Two friends of mine in the same fortnight recommended (unbidden) Ken Follett's The Pillars of the Earth. Not believing in coincidence, I felt it had to be read fortwith! So now I'm reading it. It's quite long and I'm easily distracted, so I found the first hundred or so pages a bit of a slog. It seemed to be an endless description of monks travelling from one monastery to the other, only to be denied a hot dinner and a bubble bath, which I truly longed for, for all of them. So for a few weeks I'd get into bed, get the book out, read about Father so and so and his bowl of gruel and how his sandals chaffed him and I'd be asleep within seconds. But... I hung in there and am so glad I did. The story is set in 14th. c England and quite the sweeping epic. A monk and a mason both have the same dream: to build a great cathedral. It has magnificent heroes (men and women) and some really nasty types and all the characters you can imagine in between. There's tons of violence, a bit of sex, and a lot of detail. Some years ago I visited the Gothic cathedrals of northern France and that really haunts me still: the idea of having a dream and knowing you might not live to see it completed. The engineering and workmanship and craftsmanship that went into these glorious buildings is truly g0b-smacking, so if you have any interest in what might happen around such a construction, then this is your book.

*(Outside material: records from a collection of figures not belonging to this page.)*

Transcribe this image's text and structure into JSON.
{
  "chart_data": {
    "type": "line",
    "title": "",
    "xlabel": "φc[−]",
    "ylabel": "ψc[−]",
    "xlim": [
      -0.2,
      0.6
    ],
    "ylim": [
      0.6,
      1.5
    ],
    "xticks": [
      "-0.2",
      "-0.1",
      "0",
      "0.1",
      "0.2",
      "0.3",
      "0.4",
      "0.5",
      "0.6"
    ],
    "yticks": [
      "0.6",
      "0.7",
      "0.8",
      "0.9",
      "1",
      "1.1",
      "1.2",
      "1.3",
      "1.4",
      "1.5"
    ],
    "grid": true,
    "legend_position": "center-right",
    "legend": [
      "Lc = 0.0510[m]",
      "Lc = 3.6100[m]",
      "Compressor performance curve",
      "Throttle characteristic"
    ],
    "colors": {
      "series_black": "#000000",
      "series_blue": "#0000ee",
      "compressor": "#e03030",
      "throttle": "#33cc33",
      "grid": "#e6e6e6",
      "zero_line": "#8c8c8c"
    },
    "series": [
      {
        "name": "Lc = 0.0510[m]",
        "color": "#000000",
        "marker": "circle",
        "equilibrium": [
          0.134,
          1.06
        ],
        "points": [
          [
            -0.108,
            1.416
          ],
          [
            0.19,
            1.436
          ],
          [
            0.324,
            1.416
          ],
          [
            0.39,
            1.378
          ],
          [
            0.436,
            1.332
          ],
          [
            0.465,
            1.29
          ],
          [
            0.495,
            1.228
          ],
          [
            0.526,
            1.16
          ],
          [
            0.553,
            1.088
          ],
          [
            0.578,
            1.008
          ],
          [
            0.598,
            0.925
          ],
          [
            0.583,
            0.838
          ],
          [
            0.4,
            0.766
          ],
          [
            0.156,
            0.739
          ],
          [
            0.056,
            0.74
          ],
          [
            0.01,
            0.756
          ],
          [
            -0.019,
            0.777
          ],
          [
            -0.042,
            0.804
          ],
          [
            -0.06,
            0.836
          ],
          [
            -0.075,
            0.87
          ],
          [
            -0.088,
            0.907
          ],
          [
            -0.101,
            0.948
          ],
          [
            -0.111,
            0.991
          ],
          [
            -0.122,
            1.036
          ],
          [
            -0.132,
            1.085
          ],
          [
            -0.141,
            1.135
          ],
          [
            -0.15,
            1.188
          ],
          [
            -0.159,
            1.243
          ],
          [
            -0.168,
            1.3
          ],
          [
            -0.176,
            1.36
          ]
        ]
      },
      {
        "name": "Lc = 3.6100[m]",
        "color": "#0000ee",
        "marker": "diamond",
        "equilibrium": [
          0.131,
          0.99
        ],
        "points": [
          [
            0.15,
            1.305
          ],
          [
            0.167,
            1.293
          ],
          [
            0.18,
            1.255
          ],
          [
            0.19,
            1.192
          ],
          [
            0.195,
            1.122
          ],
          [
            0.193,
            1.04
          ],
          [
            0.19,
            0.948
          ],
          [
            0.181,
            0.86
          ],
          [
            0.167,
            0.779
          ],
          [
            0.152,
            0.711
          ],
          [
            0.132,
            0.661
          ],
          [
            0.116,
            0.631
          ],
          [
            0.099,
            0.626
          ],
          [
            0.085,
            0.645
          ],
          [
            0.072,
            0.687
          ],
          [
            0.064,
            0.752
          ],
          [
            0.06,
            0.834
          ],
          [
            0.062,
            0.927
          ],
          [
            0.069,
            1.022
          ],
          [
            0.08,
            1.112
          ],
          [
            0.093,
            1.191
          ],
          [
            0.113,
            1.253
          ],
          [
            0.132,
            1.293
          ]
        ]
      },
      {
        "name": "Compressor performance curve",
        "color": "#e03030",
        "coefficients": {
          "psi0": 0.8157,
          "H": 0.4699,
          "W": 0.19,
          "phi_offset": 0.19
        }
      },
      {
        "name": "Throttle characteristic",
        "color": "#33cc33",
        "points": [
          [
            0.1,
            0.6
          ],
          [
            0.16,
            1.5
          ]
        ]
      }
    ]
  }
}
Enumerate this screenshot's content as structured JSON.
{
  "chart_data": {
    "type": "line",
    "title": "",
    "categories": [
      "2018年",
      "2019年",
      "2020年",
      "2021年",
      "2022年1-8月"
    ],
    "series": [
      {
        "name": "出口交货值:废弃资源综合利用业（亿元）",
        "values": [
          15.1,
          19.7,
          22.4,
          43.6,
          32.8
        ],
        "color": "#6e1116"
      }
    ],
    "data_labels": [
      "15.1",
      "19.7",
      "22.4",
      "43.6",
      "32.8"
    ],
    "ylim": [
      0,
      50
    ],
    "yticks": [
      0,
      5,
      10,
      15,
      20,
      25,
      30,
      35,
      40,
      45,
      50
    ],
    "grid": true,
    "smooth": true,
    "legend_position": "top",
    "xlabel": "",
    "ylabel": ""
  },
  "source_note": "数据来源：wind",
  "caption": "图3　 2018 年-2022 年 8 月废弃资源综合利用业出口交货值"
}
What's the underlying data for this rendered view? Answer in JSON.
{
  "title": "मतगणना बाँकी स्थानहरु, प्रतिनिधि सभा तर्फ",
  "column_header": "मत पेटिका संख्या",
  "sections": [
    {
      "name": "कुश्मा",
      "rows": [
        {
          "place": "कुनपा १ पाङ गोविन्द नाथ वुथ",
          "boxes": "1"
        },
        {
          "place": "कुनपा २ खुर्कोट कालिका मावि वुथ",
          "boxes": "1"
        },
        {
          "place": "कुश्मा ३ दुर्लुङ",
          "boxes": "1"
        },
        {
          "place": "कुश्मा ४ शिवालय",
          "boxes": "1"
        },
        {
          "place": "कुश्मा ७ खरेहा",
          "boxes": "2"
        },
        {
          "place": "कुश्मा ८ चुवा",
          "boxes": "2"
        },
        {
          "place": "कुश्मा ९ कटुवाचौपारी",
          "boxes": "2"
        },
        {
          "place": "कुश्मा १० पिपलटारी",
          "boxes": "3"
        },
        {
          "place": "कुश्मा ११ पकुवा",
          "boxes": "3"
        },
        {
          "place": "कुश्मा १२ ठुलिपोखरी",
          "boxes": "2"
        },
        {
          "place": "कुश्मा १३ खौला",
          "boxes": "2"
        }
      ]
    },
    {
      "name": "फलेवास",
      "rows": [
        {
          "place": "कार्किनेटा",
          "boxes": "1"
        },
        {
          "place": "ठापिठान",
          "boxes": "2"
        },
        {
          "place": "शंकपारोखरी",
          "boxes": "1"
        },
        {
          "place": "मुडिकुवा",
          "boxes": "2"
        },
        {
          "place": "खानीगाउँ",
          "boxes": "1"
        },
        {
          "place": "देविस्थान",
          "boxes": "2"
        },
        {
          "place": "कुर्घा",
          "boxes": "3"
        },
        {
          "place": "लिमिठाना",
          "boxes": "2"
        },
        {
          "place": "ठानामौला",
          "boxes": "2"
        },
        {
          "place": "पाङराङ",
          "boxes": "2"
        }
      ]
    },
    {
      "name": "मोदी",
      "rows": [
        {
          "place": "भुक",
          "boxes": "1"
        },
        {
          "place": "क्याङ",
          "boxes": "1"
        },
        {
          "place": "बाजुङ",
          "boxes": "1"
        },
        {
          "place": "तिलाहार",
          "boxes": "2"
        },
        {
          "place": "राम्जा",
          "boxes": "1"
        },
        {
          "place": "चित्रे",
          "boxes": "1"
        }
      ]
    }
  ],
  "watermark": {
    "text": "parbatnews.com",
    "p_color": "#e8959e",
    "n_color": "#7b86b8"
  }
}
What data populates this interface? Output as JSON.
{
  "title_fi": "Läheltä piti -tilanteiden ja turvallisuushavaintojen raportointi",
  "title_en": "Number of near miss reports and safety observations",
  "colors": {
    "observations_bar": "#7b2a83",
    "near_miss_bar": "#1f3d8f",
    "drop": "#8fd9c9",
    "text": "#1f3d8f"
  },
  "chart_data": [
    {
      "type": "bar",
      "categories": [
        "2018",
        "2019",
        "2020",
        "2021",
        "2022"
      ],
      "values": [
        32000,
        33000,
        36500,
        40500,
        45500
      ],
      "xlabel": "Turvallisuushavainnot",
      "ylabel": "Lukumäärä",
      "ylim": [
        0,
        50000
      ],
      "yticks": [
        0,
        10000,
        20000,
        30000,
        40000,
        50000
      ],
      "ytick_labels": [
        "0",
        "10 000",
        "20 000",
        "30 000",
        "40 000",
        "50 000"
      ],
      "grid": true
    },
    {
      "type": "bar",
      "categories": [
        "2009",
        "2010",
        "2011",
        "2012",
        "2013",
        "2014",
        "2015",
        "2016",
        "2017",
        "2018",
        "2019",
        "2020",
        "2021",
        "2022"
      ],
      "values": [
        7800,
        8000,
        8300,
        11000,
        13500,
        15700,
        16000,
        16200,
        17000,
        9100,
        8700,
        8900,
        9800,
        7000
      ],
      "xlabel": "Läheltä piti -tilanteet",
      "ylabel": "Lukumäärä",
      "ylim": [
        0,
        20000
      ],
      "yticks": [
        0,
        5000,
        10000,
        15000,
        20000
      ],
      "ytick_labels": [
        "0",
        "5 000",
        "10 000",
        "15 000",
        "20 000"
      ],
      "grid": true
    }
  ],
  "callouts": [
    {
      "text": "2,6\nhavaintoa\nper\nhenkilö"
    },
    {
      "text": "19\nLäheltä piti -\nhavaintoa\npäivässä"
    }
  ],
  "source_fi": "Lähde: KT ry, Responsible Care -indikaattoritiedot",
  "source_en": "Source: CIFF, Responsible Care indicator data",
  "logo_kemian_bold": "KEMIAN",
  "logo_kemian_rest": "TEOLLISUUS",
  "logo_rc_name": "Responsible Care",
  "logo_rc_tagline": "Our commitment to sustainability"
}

I read Daniel Deronda again this year. What a joy that is. But forget trying to do my own writing when I'm reading George Eliot. I'm more likely to be found in a corner flagellating myself like that naughty albino monk in The Da Vinci Code, screaming "I'm not worthy." George Eliot truly does leave me gob-smacked.

My chief advisor in literary matters of late is Jen, who - a few years ago - introduced me to the joys of Diana Gabaldon's Outlander series (Jamie Fraser.... rrrrRRRRRrrrr). In fact she moved like a lethal super-missionary through our workplace, strewing copies of Outlander left and right, and converting our heathen souls, turning us to the light of kilted Scotsmen and the exquisite pleasures to be found frolicking with them in the heather. But this year, she lent me her Fionavar trilogy, by Torontian Guy Gavriel Kay, for which I am most grateful. It was the first fantasy work I could get through and more than that, it's really so beautifully written and not what I had expected at all: poetic and powerful. Ooh! There I go with the adjectives. To lighten the mood she then lent me Dead and Unwed and Dead and Unemployed, two chick-lit vampire stories, which were so much fun! So many books... so little time. Sigh.

1 comment:

Anonymous said...

I tried to read Pillars of the Earth, but I couldn't make it past the first 200 pages. You're not the first to recommend the book, but I don't know if I can wade through that many pages of boredom to get to the juicy parts.

Oh, would that I could just start from the middle! How many more books I would have been able to strike from my list! (Possession and The Historian being just two of my most recent put-downs.)